I have just revisited and revamped this recipe. And it’s totally off the hook and amazing now! My good friend Liz gave me the BEST advice last weekend: cut the lemon juice and add in some 5 spice. It literally transformed this cake from “Ok, that’s pretty good” to “WOW, this is the BEST carrot cake I’ve ever had!!”
Raw Carrot Cake Recipe:
- 1 cup grated carrot
- 1 cup raw walnuts
- 1 cup medjool dates, about 9 large dates, pits removed
- 1 cup shredded coconut
- 1 tsp vanilla extract
- 1/2 tsp Chinese Five Spice seasoning
- 1/3 cup raisins
- 1/3 cup chopped walnuts
Fine chop the carrots into a quick “shredded carrot” in the food processor, then scoop into a bowl. Puree 1 cup walnuts in the food processor. Add in 9 mejool dates into the pureed walnuts, and then blend into a sweet paste. Add walnut/date paste into bowl with the grated carrots, stir and mash in together, and add in 1 cup dried coconut, vanilla & five spice. Then add in 1/3 cup raisins, 1/3 cup chopped walnuts. Mix until well incorporated. Shape the carrot cake with your hands onto a plate, it will be easy to shape into a cake mold. Chill in the fridge to help firm up.

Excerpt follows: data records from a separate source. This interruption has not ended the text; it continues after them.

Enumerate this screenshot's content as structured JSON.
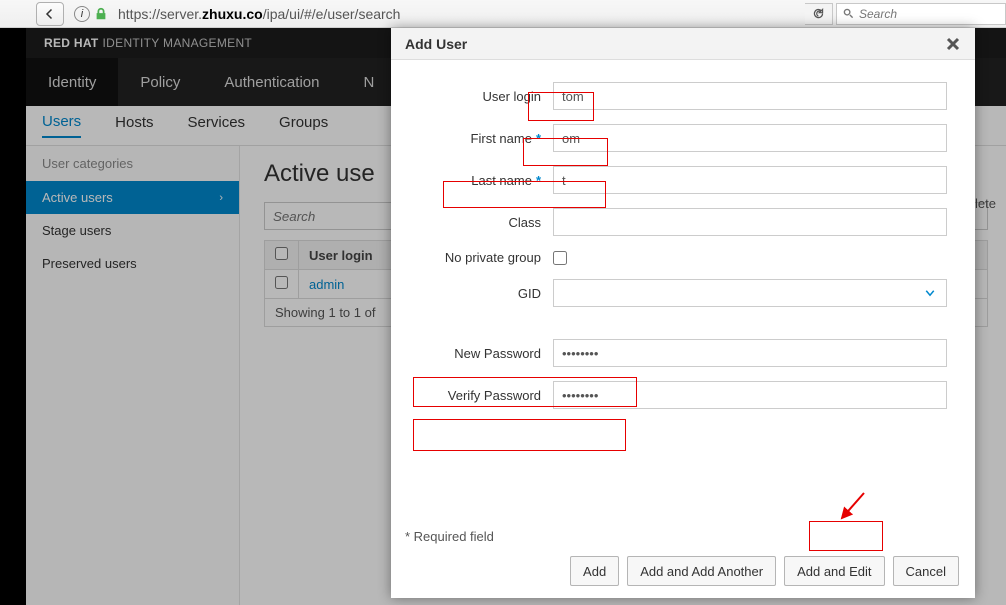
{
  "browser": {
    "url_prefix": "https://server.",
    "url_bold": "zhuxu.co",
    "url_suffix": "/ipa/ui/#/e/user/search",
    "search_placeholder": "Search"
  },
  "header": {
    "brand_strong": "RED HAT",
    "brand_light": "IDENTITY MANAGEMENT"
  },
  "topnav": {
    "identity": "Identity",
    "policy": "Policy",
    "authentication": "Authentication",
    "more": "N"
  },
  "subnav": {
    "users": "Users",
    "hosts": "Hosts",
    "services": "Services",
    "groups": "Groups"
  },
  "sidebar": {
    "heading": "User categories",
    "active": "Active users",
    "stage": "Stage users",
    "preserved": "Preserved users"
  },
  "main": {
    "title": "Active use",
    "search_placeholder": "Search",
    "col_userlogin": "User login",
    "admin_login": "admin",
    "footer": "Showing 1 to 1 of",
    "delete": "Delete"
  },
  "dialog": {
    "title": "Add User",
    "labels": {
      "login": "User login",
      "first": "First name",
      "last": "Last name",
      "class": "Class",
      "npg": "No private group",
      "gid": "GID",
      "newpass": "New Password",
      "verifypass": "Verify Password"
    },
    "values": {
      "login": "tom",
      "first": "om",
      "last": "t",
      "class": "",
      "gid": "",
      "newpass": "••••••••",
      "verifypass": "••••••••"
    },
    "required": "* Required field",
    "buttons": {
      "add": "Add",
      "add_another": "Add and Add Another",
      "add_edit": "Add and Edit",
      "cancel": "Cancel"
    }
  }
}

Vegan Cream Cheese Frosting
- 1 cup cashews or macadamia nuts
- 2 TBS coconut oil
- 2 TBS raw coconut nectar, honey, or maple syrup
- 2 tsp vanilla extract
- pinch sea salt
- 1 Tablespoon water, add more as needed
Blend all ingredients together in a high speed blender or food processor. It may also help to soak your cashews for an hour prior to making for easier blending, if you soak the cashews, expect to use less water in blending.
Pictured is a double batch of the cake recipe, and 1 1/2 batch of the icing recipe!